Juntando as peças

Após o sequenciamento do genoma humano, laboratórios de todo o mundo têm se dedicado à tarefa de identificar as proteínas expressas por nossos genes em diferentes circunstâncias. O estudo do proteoma humano, como é chamado pelos pesquisadores, tem no espectrômetro de massas um de seus grandes aliados. Esse equipamento é capaz de fragmentar proteínas e identificar sua composição.

Identificar as milhares de proteínas presentes em misturas complexas como fluidos biológicos é um grande desafio para os pesquisadores. Até o momento, o espectrômetro de massas do tipo orbitrap, usado nessa operação, só era capaz de analisar um fragmento de proteína por vez.

Agora, uma nova metodologia desenvolvida por pesquisadores brasileiros permite que mais de um fragmento proteico seja analisado simultaneamente, o que aumenta a eficácia desse procedimento. O novo método foi apresentado em um artigo publicado no início do ano no periódico Bioinformatics.

O método desenvolvido por brasileiros permite a análise simultânea de mais de um fragmento proteico

O método foi desenvolvido pelo engenheiro de computação Paulo Costa Carvalho, que atualmente conduz pesquisas no Laboratório de Toxinologia da Fundação Oswaldo Cruz (Fiocruz).

A metodologia computacional proposta por ele reconhece padrões nos dados de espectrometria de massa e permite a análise simultânea de mais de um fragmento proteico por vez.

“Com a nova metodologia, somos capazes de identificar e melhor quantificar proteínas que antes não era possível estudar”, explica Carvalho. A técnica pode ser usada, por exemplo, para investigar as diferenças em escala molecular entre células sadias e com câncer. O método também poderá ajudar na pesquisa para o desenvolvimento de novos diagnósticos e na medicina personalizada.

O projeto foi desenvolvido durante o doutorado-sanduíche de Carvalho no Instituto de Pesquisa Scripps, na Califórnia (EUA), juntamente com o grupo do químico norte-americano John R. Yates e com o pesquisador Valmir Barbosa, do programa de engenharia de sistemas da Coppe/UFRJ).

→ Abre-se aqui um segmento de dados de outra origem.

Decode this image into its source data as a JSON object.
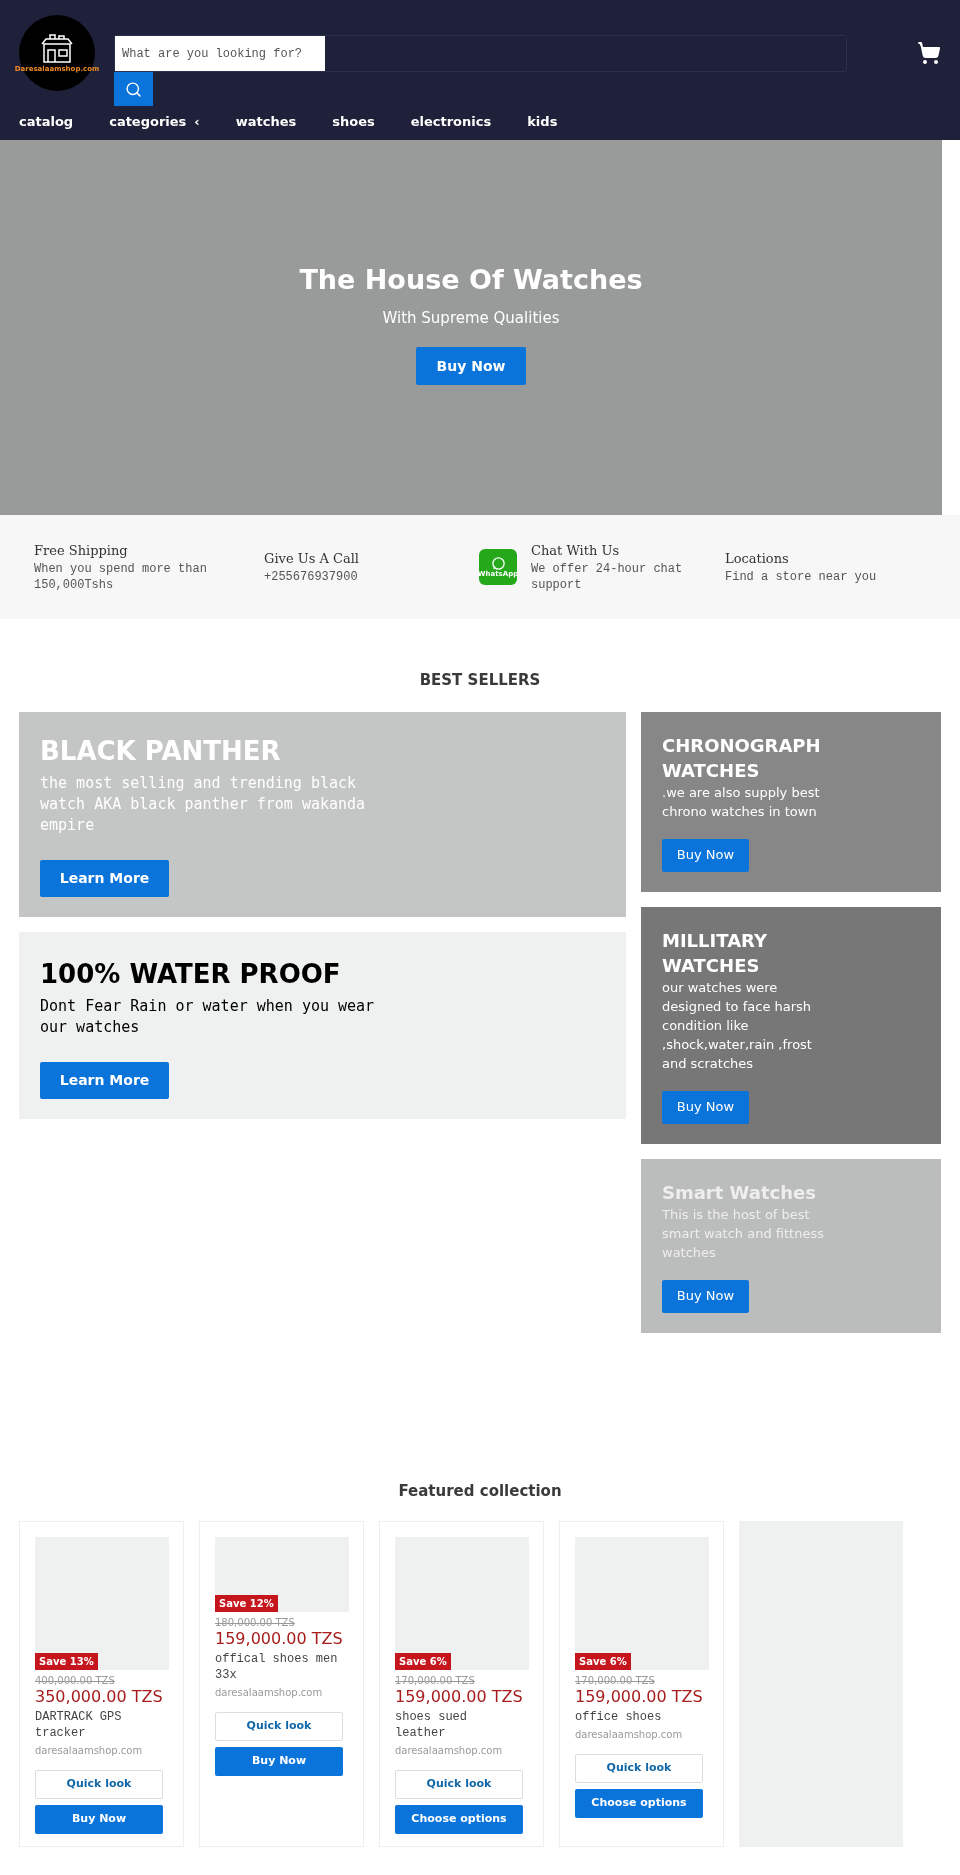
{
  "header": {
    "logo_text": "Daresalaamshop.com",
    "search": {
      "placeholder": "What are you looking for?"
    },
    "nav": [
      {
        "label": "catalog"
      },
      {
        "label": "categories",
        "caret": "‹"
      },
      {
        "label": "watches"
      },
      {
        "label": "shoes"
      },
      {
        "label": "electronics"
      },
      {
        "label": "kids"
      }
    ]
  },
  "hero": {
    "title": "The House Of Watches",
    "subtitle": "With Supreme Qualities",
    "button": "Buy Now"
  },
  "features": [
    {
      "title": "Free Shipping",
      "text": "When you spend more than 150,000Tshs"
    },
    {
      "title": "Give Us A Call",
      "text": "+255676937900"
    },
    {
      "kind": "whatsapp",
      "icon_text": "WhatsApp",
      "title": "Chat With Us",
      "text": "We offer 24-hour chat support"
    },
    {
      "title": "Locations",
      "text": "Find a store near you"
    }
  ],
  "best_sellers": {
    "title": "BEST SELLERS",
    "left": [
      {
        "title": "BLACK PANTHER",
        "text": "the most selling and trending black watch AKA black panther from wakanda empire",
        "button": "Learn More"
      },
      {
        "title": "100% WATER PROOF",
        "text": "Dont Fear Rain or water when you wear our watches",
        "button": "Learn More"
      }
    ],
    "right": [
      {
        "title": "CHRONOGRAPH WATCHES",
        "text": ".we are also supply best chrono watches in town",
        "button": "Buy Now"
      },
      {
        "title": "MILLITARY WATCHES",
        "text": "our watches were designed to face harsh condition like ,shock,water,rain ,frost and scratches",
        "button": "Buy Now"
      },
      {
        "title": "Smart Watches",
        "text": "This is the host of best smart watch and fittness watches",
        "button": "Buy Now"
      }
    ]
  },
  "featured": {
    "title": "Featured collection",
    "products": [
      {
        "kind": "tall",
        "badge": "Save 13%",
        "old_price": "400,000.00 TZS",
        "price": "350,000.00 TZS",
        "name": "DARTRACK GPS tracker",
        "vendor": "daresalaamshop.com",
        "buttons": [
          "Quick look",
          "Buy Now"
        ]
      },
      {
        "kind": "short",
        "badge": "Save 12%",
        "old_price": "180,000.00 TZS",
        "price": "159,000.00 TZS",
        "name": "offical shoes men 33x",
        "vendor": "daresalaamshop.com",
        "buttons": [
          "Quick look",
          "Buy Now"
        ]
      },
      {
        "kind": "tall",
        "badge": "Save 6%",
        "old_price": "170,000.00 TZS",
        "price": "159,000.00 TZS",
        "name": "shoes sued leather",
        "vendor": "daresalaamshop.com",
        "buttons": [
          "Quick look",
          "Choose options"
        ]
      },
      {
        "kind": "tall",
        "badge": "Save 6%",
        "old_price": "170,000.00 TZS",
        "price": "159,000.00 TZS",
        "name": "office shoes",
        "vendor": "daresalaamshop.com",
        "buttons": [
          "Quick look",
          "Choose options"
        ]
      },
      {
        "kind": "placeholder"
      }
    ]
  }
}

No vídeo abaixo, Paulo Costa Carvalho
destaca a importância de se conhecer as
proteínas associadas a doenças variadas:

Para entender o câncer

Dentre as doenças que já estão sendo estudadas com a nova técnica, encontra-se um tipo de câncer no cérebro conhecido como glioblastoma multiforme. A engenheira química Juliana de Saldanha da Gama Fischer, pesquisadora do Centro de Desenvolvimento Tecnológico em Saúde da Fiocruz que também fez doutorado-sanduíche no Instituto Scripps, vem usando a metodologia para estudar os efeitos do quimioterápico álcool perílico em pacientes terminais com esse tipo de tumor.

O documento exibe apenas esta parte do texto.